Ana Luiza Lodi

Ana Luiza Lodi

Formada em Ciências Econômicas pela UNICAMP com Mestrado em Teoria Econômica pela mesma universidade. Trabalha desde 2012 na Inteligência de Mercado da INTL FCStone do Brasil, com foco na área de grãos.

O peso do bushel de soja e de milho

Quem acompanha o mercado de grãos, já está habituado à medida bushel, que é utilizada nas bolsas de mercadorias dos EUA, com destaque para Chicago, no caso do milho e da soja. O peso do bushel é considerado uma medida do sistema imperial, diferente do sistema métrico utilizado no Brasil, o qual tem como base as medidas de metro e quilograma.

O sistema imperial é derivado do Sistema Inglês de Medidas e Unidades que, por sua vez, tem suas origens em medidas romanas (antigas), carolíngias e saxônicas. Na época medieval, produtos agrícolas já eram vendidos em medidas de volume como bushel e galão. Ao longo do tempo “vários bushels” foram utilizados, com o volume considerado variando de acordo com o produto ou com a localidade em que era utilizado, por exemplo. No começo do século IXX existia um sistema de medidas muito variado para commodities. As commodities agrícolas eram negociadas em bushel, o qual era baseado no galão “seco” de 268,8 polegadas cúbicas.

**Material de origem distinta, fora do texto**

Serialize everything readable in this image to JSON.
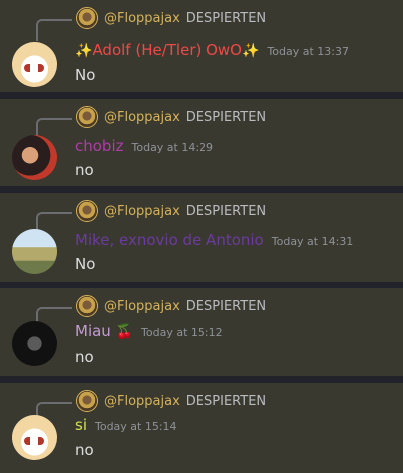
{
  "reply": {
    "name": "@Floppajax",
    "text": "DESPIERTEN"
  },
  "messages": [
    {
      "name": "Adolf (He/Tler) OwO",
      "name_color": "#f04747",
      "prefix_icon": "sparkles",
      "suffix_icon": "sparkles",
      "timestamp": "Today at 13:37",
      "content": "No",
      "avatar": "anime-blonde-avatar"
    },
    {
      "name": "chobiz",
      "name_color": "#b03ca8",
      "timestamp": "Today at 14:29",
      "content": "no",
      "avatar": "dark-hair-avatar"
    },
    {
      "name": "Mike, exnovio de Antonio",
      "name_color": "#6b3aa0",
      "timestamp": "Today at 14:31",
      "content": "No",
      "avatar": "landscape-avatar"
    },
    {
      "name": "Miau",
      "name_color": "#c39bd3",
      "suffix_icon": "cherries",
      "timestamp": "Today at 15:12",
      "content": "no",
      "avatar": "dark-figure-avatar"
    },
    {
      "name": "si",
      "name_color": "#d4e157",
      "timestamp": "Today at 15:14",
      "content": "no",
      "avatar": "anime-blonde-avatar"
    }
  ]
}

Em 1824, o Ato Britânico de pesos e medidas substituiu todas as outras medidas em vigor, algumas que datavam de 1300, e também redefiniu unidades de medida. O bushel foi definido como equivalente a 8 galões imperiais (277,3 polegadas cúbicas na época). Mas as mudanças e revisões continuaram ocorrendo até a passagem do Ato de 1897 de pesos e medidas do Reino Unido, que se manteve praticamente inalterado até depois da segunda Guerra Mundial. A utilização do sistema métrico só começou a ser efetivamente incorporada nos anos 1960, passando a ser adotado formalmente em 1985 para o uso no comércio (principalmente internacional). Mesmo assim, as medidas imperiais continuaram sendo adotadas no comércio mais local, além de na sinalização das estradas.

Nos EUA, antes da independência em 1776, as colônias que viriam a forma o país utilizavam o sistema inglês de medidas. Com a formação dos EUA, como país, foi estabelecido na Constituição o direito de o Congresso de fixar o padrão de pesos e medidas. Mesmo assim, por vários anos, as medidas adotadas foram as utilizadas nas antigas colônias. Sugeriu-se a adoção do sistema métrico, mas o Congresso não fez nada a respeito, até que em 1832 o Tesouro definiu medidas de jardas, libras, galões e de bushels para atender a propósitos alfandegários.

Já no século XX, vários estados definiram suas próprias medidas de bushel, baseadas em peso (unidade de massa) e não tanto em volume, e que variavam de acordo com o produto e com o próprio estado, dificultando as transações comerciais.  Em 1905, o Departamento Nacional de Medidas (National Bureau of Standards) convocou uma reunião entre os estados para discutir a falta de uniformidade nos padrões, encontro que se tornou anual, sendo Chamado de Conferência Nacional de Pesos e Medidas (NCWM, na sigla em inglês). Em 1915, as primeiras definições foram publicadas, mas o bushel não foi totalmente padronizado, com a Bolsa de Chicago utilizando diferentes volumes para definir o bushel para diferentes commodities. O bushel de milho equivalia a 56 libras, o de soja e de trigo a 60 libras, ou seja, é uma medida de volume, que precisa levar em conta a densidade e as características do produto.

Essa determinação para o bushel na Bolsa de Chicago é a que continua sendo utilizada até hoje.

1 bushel de milho = 56 lb = 25,401 kg;

1 bushel de soja ou de trigo = 60 lb = 27,216 kg.